It's been a while, but the back half of "Warehouse 13" is headed to Syfy channel next week. For series fans, that means everyone dealing with the fallout from Artie's (Saul Rubinek) actions. And one of those characters who's been affected most is Artie's protege and the group's tech expert, Claudia played by Allison Scagliotti.
When we speak, she's not sure what viewers have and have not seen yet given that it's been months since the 20 episodes of season four were shot back-to-back in a 10-month block--so she treads carefully in her responses. Still, Scagliotti is excited to reveal tons of guest stars coming to the back ten episodes of the popular series including James Marsters, Anthony Head, Polly Walker, and Joel Grey. "There are very few people that I will clam up and not be able to talk to, but when I saw Mr. MC from 'Cabaret,' I squeed a little bit," she tells me, adding that she tries not to use that word because she hates it a little.
She doesn't seem like the kind of person who "sqees." During an early morning Skype chat, she seemed self-possessed and easygoing, telling me how much she was loving L.A. and lamenting that it's been a while since she's visited Seattle. It wasn't the kind of chat where the other person was there to sell the show--she genuinely seemed to just enjoy the opportunity to chat in the middle of her busy schedule. She smiles through much of the interview, telling me that in her own time she's singing and playing guitar, even making an appearance in an upcoming music video for the Chicago band Bummer. Her "Warehouse 13" work keeps her schedule packed for a large part of the year, but that hasn't stopped the actress from appearing in "Bones" this season and tonight's episode of "Person of Interest," and joining Felicia Day and Wil Wheaton on "Tabletop."
Scagliotti, a television veteran who's had guest stints on shows like "ER" and "Party Down" along with regular roles in "Drake & Josh" and "One Tree Hill" didn't expect this to be a regular gig, with the puckish Claudia starting off as a guest character early in the series' run. When I asked her what it was like bringing on guest stars to a show with an ensemble that already has its rhythm and its energy among the cast worked out, she looked back at her own start with the show: "At the beginning of my time on 'Warehouse 13,' I was that new girl--I was coming into a setup that had already found its groove. Even though they were a new show, they kind of had their routine down." But she says there's something about that cast and crew's passion for the show and fun-loving attitude that makes it easier for a newcomers to join in (although she adds that it might be a challenge sometimes for guests to keep up with them).

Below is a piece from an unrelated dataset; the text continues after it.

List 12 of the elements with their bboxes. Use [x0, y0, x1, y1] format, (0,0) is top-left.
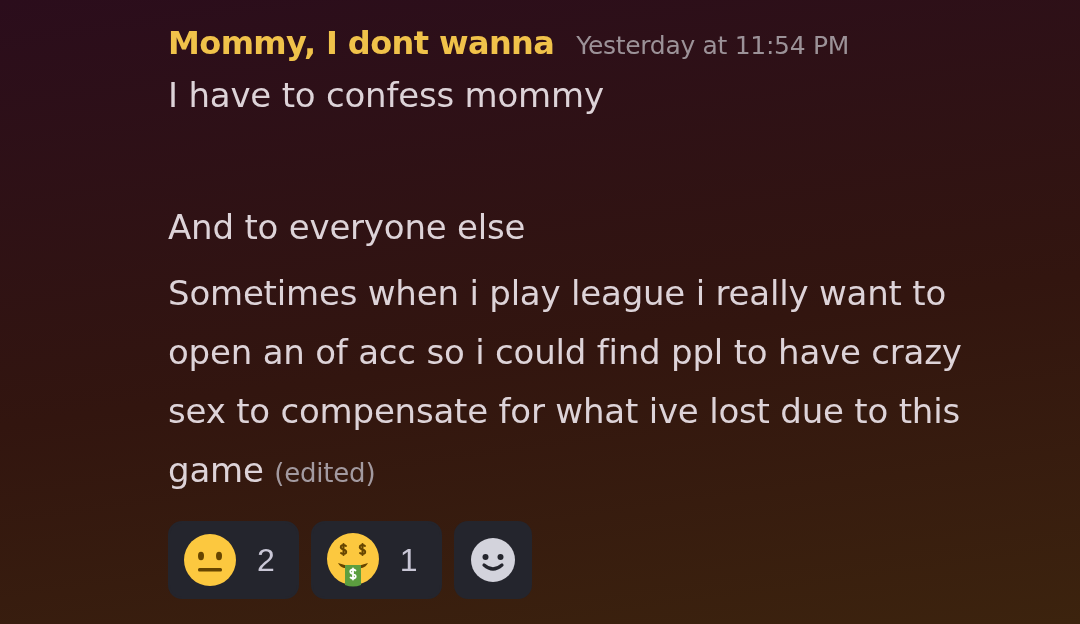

When I ask her what about herself has worked its way into Claudia, she says her humor, her sarcasm, and her own vulnerability are what inform Claudia's personality. "Those moments of 'How does the character deal with real conflict and real danger'" are the ones Scagliotti says most relateable to her. She tells me that the best part of the job is hearing from moms and young girls who tell her that Claudia is unapolagetically different--she makes them feel like it's okay to be smart.
She thanks "Warehouse 13" showrunner Jack Kenny and co-star Saul Rubinek for making her feel the most at home, though and helping her find her way with Claudia. Kenny (who she worked with previously on a forgotten sitcom pilot years before) offers the cast a collaborative environment on the 16-hour set, letting the performers find their way with the characters and then taking them back and workshopping them. She describes Kenny as "notorious" for being around during rehearsals, but she also says the set is such a welcome environment that early on, the process of finding Claduia's voice was an easy one because of how collaborative the series' creators were.
In the series, veteran actor Saul Rubinek plays Claudia's mentor (of sorts), and it's curious to see that relationship extend into real life, Scagliotti telling me that from her very first day on the set, Rubinek was looking out from her. In an early scene together--Claudia had just kidnapped Artie--she says she was struggling with a line and unsure of what to do next. "So I asked [Saul's] advice. And we worked on it together and right out of the gate, he treated me like a peer. He didn't speak down to me or make me feel like a fish out of water," she says. "As soon as I showed up, he made me feel like part of the family."
She says that likewise, the relationship between their characters has matured and deepened over the seasons, and that the next ten episodes will deal with mortality and with the family unit of the series figuring out how to grieve and deal with the consequences of Artie's dark side turn. It also gives "Warehouse 13" a chance to reflect on the way science fiction often finds ways to sidesep death ("Warehouse 13" has done this several times, bringing back dead characters using artifacts). "In sci-fi, there's this danger that when no one can die, then what are the stakes?" That doesn't mean some characters won't try to undo the death from the first half of season four--Scagliotti says it just won't be in the way you think.
"Warehouse 13" returns to Syfy on Monday, April 29 at 10/9 Central.